Precise genome-editing can be achieved through a variety of distinct tools that introduce precise changes to the DNA sequence of cells or organisms. The capability to precisely manipulate the genome with precision has numerous direct applications in basic science research, disease modeling, and medicine. However, despite significant recent progress, low efficiency remains a major barrier to further adoption. BEs are less affected by this issue, demonstrating high in vivo editing efficiency, but unfortunately, BEs are limited to C•G-to-T•A and A•T-to-G•C transition edits. In addition to BEs, recent advances have significantly improved the efficiency of other precise genome-editing approaches, such as HDR and PEs, both in vitro and in vivo.
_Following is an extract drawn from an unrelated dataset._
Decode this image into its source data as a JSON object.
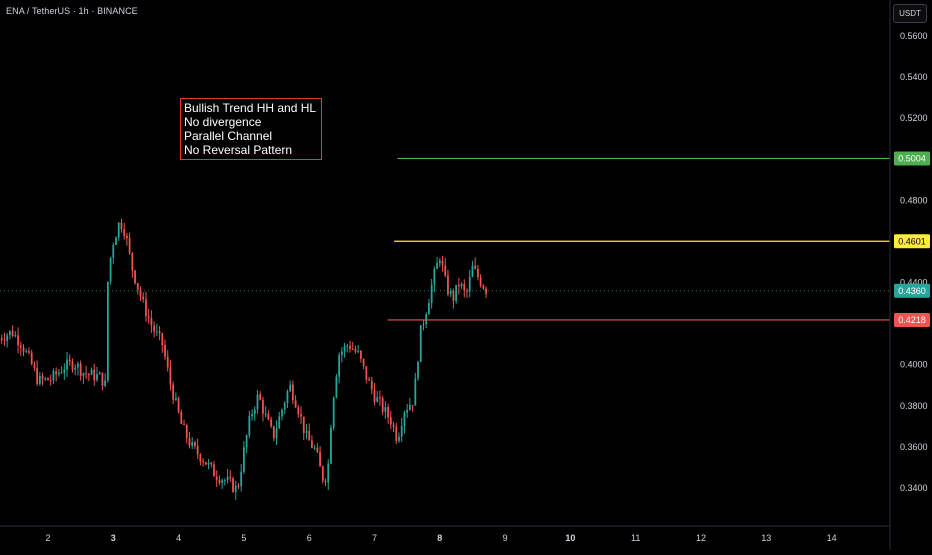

While early results are promising, the efficiency of these gene editing approaches needs to be improved to enable broad development of effective gene therapies. A second major challenge of precise genome-editing is off-target mutations, particularly in systems based on CRISPR/Cas9, such as HDR, HITI, BEs, and PEs. Newly developed Cas variants with lower rates of off-target editing have been reported, such as a new subtype of Cas12f, enAsCas12f, which showed lower off-target effects than Cas9.133 However, the efficiency of these new Cas variants in targeting DNA needs additional improvement. Furthermore, delivery of precise genome-editing reagents to target cells or tissues is a crucial step for successful genome-editing. The delivery efficiency depends on the cell or tissue type, the delivery method used, and the stability of the reagents in vivo. For example, delivery of RNPs can be more efficient than delivery of plasmids or viral vectors.169 Unfortunately, delivery of components to many tissues in vivo remains challenging, and will require considerable additional vector engineering efforts.

The ongoing refinement of existing editing tools will focus on improving efficiency and specificity, while expanding targeting capabilities and optimizing delivery systems will also drive the field forward. Ultimately, these improvements will enable more sophisticated applications, including the development of novel therapies.